Is sabudana good for diabetes management?

No. While it’s gluten-free and fat-free, its extreme carb density (88g/100g) and near-zero fibre make it poor for diabetes. Occasional small portions during festivals are acceptable with precautions, but daily use or large servings worsen blood sugar control. Choose kuttu or sama rice instead.

What is the glycemic load (GL) of sabudana?

Per 30g serving of raw sabudana (cooked to ~100g), the glycemic load is 22—classified as high. This means even moderate portions significantly impact blood sugar. Adding vegetables and peanuts can lower GL to around 14 (medium) by slowing digestion.

How many carbs are in 100g of cooked sabudana?

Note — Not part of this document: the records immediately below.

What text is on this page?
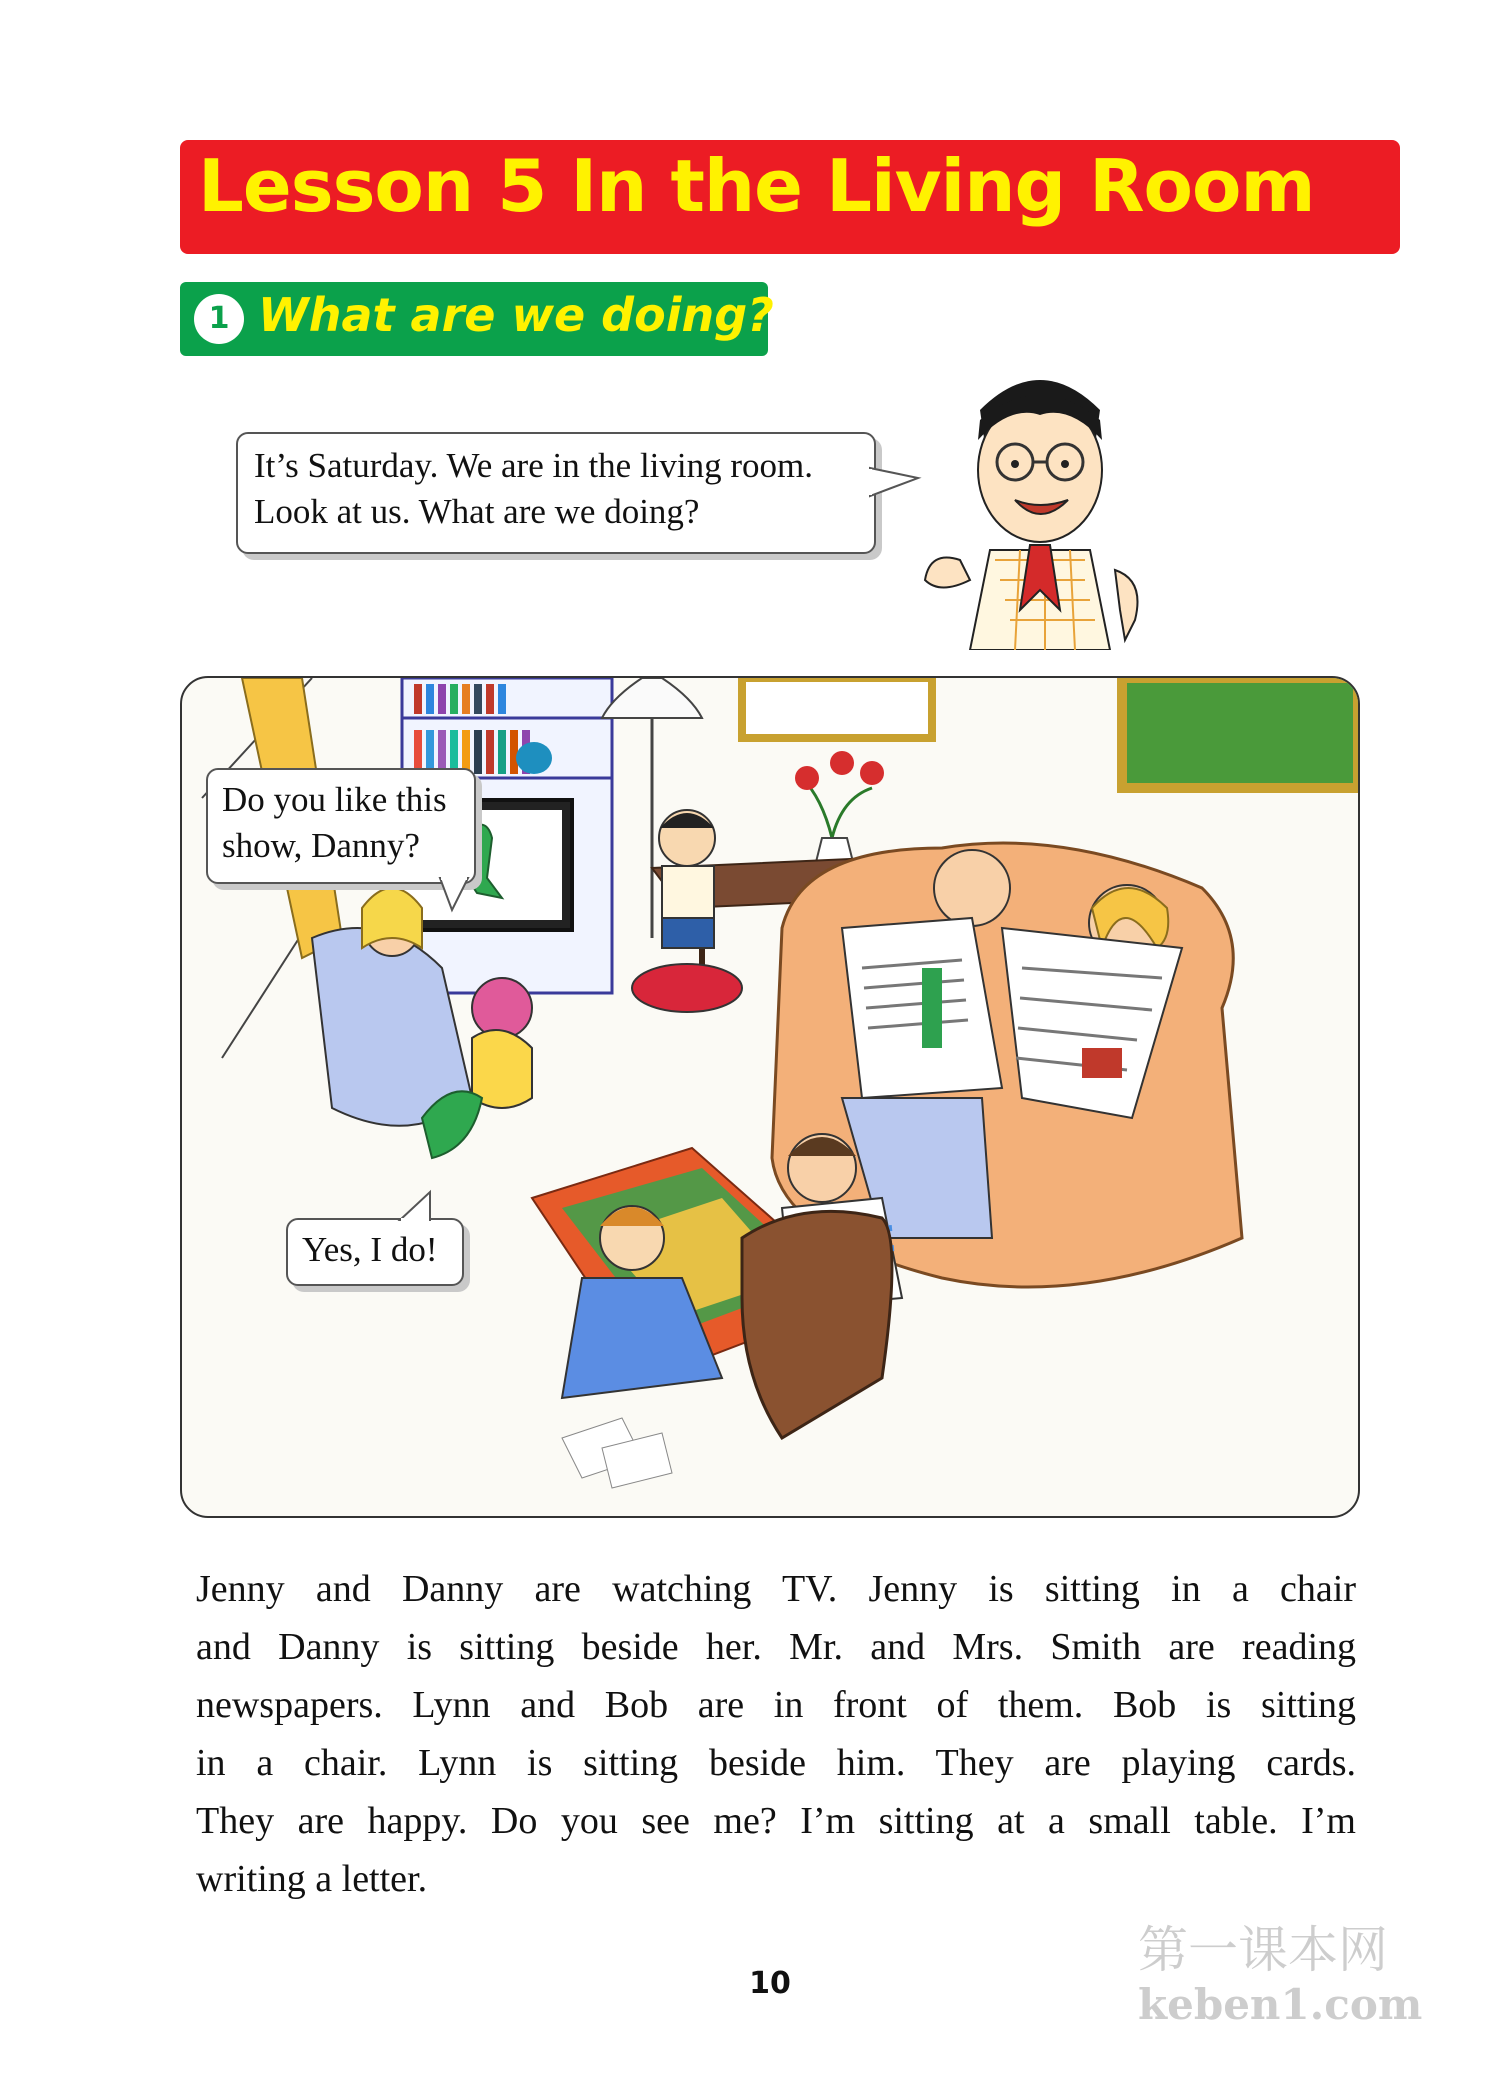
Lesson 5 In the Living Room
1 What are we doing?
It’s Saturday. We are in the living room.
Look at us. What are we doing?
Do you like this
show, Danny?
Yes, I do!
Jenny and Danny are watching TV. Jenny is sitting in a chair
and Danny is sitting beside her. Mr. and Mrs. Smith are reading
newspapers. Lynn and Bob are in front of them. Bob is sitting
in a chair. Lynn is sitting beside him. They are playing cards.
They are happy. Do you see me? I’m sitting at a small table. I’m
writing a letter.
10
第一课本网
keben1.com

Approximately 30g net carbs per 100g cooked sabudana. However, typical servings are larger—a single plate of khichdi may contain 50–60g cooked sabudana, delivering 45g+ carbs. For perspective, that’s equal to three slices of bread.

Which is worse for diabetics: sabudana or white rice?

Both are high-GI, but sabudana is often riskier because:

  1. Fasting portions are larger (people eat bowls of khichdi, not rice).
  2. Recipes add sugar/potatoes, doubling carbs.
  3. It has even less fibre than white rice. Brown rice or millets are safer than either.

How many calories and protein does sabudana have per 100g?

Raw sabudana has 350 calories and just 0.2g protein per 100g. It’s almost pure starch. Even after cooking, 100g yields 100 calories but negligible protein. For protein needs, pair it with dahi, peanuts, or sprouts—but never rely on sabudana alone.